BNews Turismo
por Vagner Ferreira
Publicado em 15/02/2026, às 12h52
Moradora da ilha do Morro de São Paulo, Fernanda Pereira gravou um vídeo de denúncia nas redes sociais falando sobre o impacto da taxa de entrada turística na economia local. “Nunca vimos um verão com cara de inverno, com praias vazias, mesas vazias e comércio parado”, criticou.
Segundo ela, o fluxo de turistas geralmente diminui durante o Carnaval, período em que muitos vão para Salvador, mas nunca a ilha esteve tão vazia como agora, e o principal motivo para isso é o aumento na cobrança da taxa de entrada da ilha, visto que o valor da Tarifa por Uso do Patrimônio do Arquipélago (TUPA) atualmente é de R$ 70 por pessoa e deve subir para R$ 90 em julho.
“Hoje em dia, cada pessoa paga R$ 70 para entrar na ilha. E muita gente não viaja sozinha, vem em casal, com filho, em grupo de 5, 8, 10 pessoas ou mais. Aí você soma R$ 70 por pessoa e vê o total que dá para uma família inteira”, disse, ressaltando que apenas crianças de até 5 anos são isentas do valor, enquanto idosos têm que pagar.
“Quando você cobra para alguém entrar em um lugar, você precisa oferecer infraestrutura compatível com o valor, certo? E não é isso que tá acontecendo em Morro de São Paulo. Basta chover um ou dois dias intensos que a segunda praia vira uma lagoa intensa. Ruas, como ali atrás da terceira praia, viram um piscinão. Falta banheiro público. No embarque e desembarque não tem uma cobertura adequada”, pontuou ela.
Fernanda criticou a prefeitura, afirmando que o órgão parece não perceber a situação, especialmente após desativar os comentários na programação do carnaval, impedindo que a população opinasse. Ela destacou que não desmerece os artistas locais, que merecem respeito, mas que, em datas estratégicas como carnaval, réveillon e São João, é necessário unir talentos locais a atrações capazes de atrair turistas de outras cidades e gerar lucro para a ilha.

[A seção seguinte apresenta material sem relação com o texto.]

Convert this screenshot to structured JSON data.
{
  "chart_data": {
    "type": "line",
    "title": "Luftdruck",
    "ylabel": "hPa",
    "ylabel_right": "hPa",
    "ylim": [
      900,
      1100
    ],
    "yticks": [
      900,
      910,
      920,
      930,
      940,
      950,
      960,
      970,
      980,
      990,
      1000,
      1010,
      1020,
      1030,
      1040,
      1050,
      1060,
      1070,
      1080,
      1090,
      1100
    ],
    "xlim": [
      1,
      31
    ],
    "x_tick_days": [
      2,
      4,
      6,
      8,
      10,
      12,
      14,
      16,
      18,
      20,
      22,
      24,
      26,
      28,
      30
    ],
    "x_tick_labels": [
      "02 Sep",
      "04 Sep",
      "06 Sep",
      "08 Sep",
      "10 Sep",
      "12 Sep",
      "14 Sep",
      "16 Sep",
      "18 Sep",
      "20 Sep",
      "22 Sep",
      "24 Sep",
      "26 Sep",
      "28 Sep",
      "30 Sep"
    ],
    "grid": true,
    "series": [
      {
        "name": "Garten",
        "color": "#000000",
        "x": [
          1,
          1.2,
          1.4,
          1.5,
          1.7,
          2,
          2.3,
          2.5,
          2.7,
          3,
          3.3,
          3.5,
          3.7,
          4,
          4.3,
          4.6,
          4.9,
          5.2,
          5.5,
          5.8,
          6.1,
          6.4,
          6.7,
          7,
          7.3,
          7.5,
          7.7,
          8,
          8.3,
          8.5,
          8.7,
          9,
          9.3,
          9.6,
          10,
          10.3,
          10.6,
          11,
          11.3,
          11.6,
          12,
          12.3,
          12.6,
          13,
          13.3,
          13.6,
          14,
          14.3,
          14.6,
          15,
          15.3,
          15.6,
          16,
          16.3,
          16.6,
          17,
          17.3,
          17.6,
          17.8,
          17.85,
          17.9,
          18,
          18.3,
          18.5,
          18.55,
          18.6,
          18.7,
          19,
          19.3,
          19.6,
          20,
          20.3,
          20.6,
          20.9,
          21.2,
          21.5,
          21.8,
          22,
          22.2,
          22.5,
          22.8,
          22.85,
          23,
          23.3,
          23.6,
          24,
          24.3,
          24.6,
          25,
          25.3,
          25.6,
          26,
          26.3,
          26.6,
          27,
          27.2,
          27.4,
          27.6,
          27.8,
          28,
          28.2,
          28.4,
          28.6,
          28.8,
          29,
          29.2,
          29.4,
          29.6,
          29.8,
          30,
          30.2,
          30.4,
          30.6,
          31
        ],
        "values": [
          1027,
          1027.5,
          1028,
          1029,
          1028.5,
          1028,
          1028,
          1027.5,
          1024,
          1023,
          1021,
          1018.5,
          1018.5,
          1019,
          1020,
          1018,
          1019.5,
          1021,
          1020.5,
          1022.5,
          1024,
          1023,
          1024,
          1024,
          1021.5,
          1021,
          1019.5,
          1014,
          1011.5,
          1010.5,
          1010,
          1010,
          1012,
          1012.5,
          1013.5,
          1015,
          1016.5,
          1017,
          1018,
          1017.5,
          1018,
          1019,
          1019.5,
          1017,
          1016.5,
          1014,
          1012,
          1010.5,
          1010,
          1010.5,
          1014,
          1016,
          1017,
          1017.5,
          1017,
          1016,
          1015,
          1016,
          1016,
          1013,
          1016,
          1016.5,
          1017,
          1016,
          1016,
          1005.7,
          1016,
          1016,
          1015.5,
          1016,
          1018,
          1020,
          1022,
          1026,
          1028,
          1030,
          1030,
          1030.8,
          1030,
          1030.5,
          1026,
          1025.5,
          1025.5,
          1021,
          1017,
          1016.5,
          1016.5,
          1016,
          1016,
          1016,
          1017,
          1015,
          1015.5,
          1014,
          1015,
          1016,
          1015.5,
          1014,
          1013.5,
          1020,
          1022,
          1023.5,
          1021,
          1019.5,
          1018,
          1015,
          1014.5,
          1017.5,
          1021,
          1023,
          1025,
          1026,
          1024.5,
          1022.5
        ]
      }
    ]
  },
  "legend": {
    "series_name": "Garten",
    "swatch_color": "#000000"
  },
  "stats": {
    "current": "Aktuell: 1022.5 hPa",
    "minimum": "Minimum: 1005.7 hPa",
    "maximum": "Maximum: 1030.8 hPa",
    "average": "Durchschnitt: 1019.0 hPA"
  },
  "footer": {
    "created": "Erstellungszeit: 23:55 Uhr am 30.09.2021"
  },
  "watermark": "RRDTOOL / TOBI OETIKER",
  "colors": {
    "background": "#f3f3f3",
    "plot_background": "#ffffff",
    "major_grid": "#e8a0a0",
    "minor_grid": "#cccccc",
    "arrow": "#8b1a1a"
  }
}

O resultado, segundo ela, é uma ilha parada, sem circulação de dinheiro, afetando toda a cadeia turística, incluindo pousadas, agências, restaurantes, ambulantes, manicures e cabeleireiros.

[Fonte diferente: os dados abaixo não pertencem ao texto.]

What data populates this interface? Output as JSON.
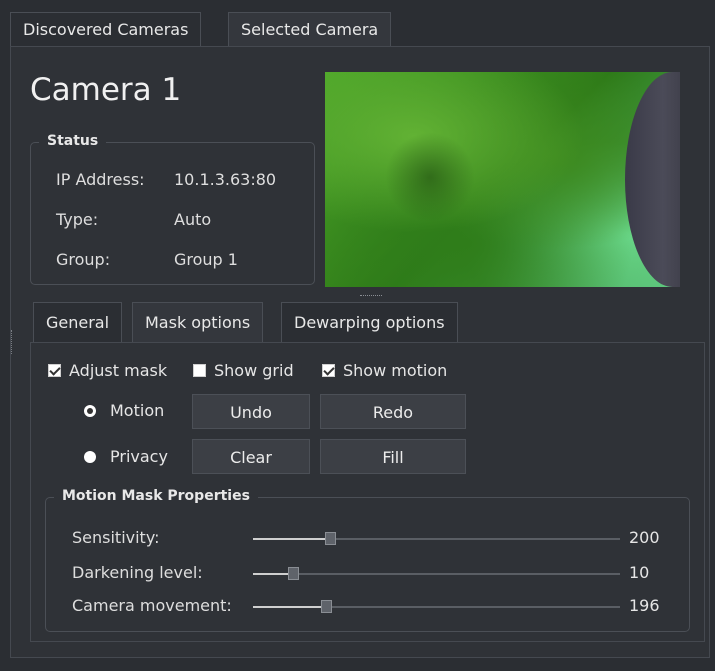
{
  "top_tabs": [
    "Discovered Cameras",
    "Selected Camera"
  ],
  "camera": {
    "title": "Camera 1"
  },
  "status": {
    "title": "Status",
    "ip_label": "IP Address:",
    "ip_value": "10.1.3.63:80",
    "type_label": "Type:",
    "type_value": "Auto",
    "group_label": "Group:",
    "group_value": "Group 1"
  },
  "inner_tabs": [
    "General",
    "Mask options",
    "Dewarping options"
  ],
  "mask": {
    "adjust_mask": {
      "label": "Adjust mask",
      "checked": true
    },
    "show_grid": {
      "label": "Show grid",
      "checked": false
    },
    "show_motion": {
      "label": "Show motion",
      "checked": true
    },
    "motion_radio": {
      "label": "Motion",
      "checked": true
    },
    "privacy_radio": {
      "label": "Privacy",
      "checked": false
    },
    "undo": "Undo",
    "redo": "Redo",
    "clear": "Clear",
    "fill": "Fill"
  },
  "properties": {
    "title": "Motion Mask Properties",
    "sensitivity": {
      "label": "Sensitivity:",
      "value": "200",
      "level": 0.21
    },
    "darkening": {
      "label": "Darkening level:",
      "value": "10",
      "level": 0.11
    },
    "movement": {
      "label": "Camera movement:",
      "value": "196",
      "level": 0.2
    }
  }
}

“Vão sufocar o turismo até quando? Até matar de vez? Porque hoje a taxa sufoca a ilha. E aí será que ninguém está vendo, ninguém está percebendo, a gestão não está observando? Ninguém está sentindo que o turismo mudou depois que a taxa começou a aumentar? Será que ninguém fala em baixar essa taxa para melhorar o turismo? Será que ninguém comenta nada? E a infraestrutura? É hora de acordar, porque se não acordar, o tempo, a ilha Morro de São Paulo, o turismo, vão morrer”, concluiu ela.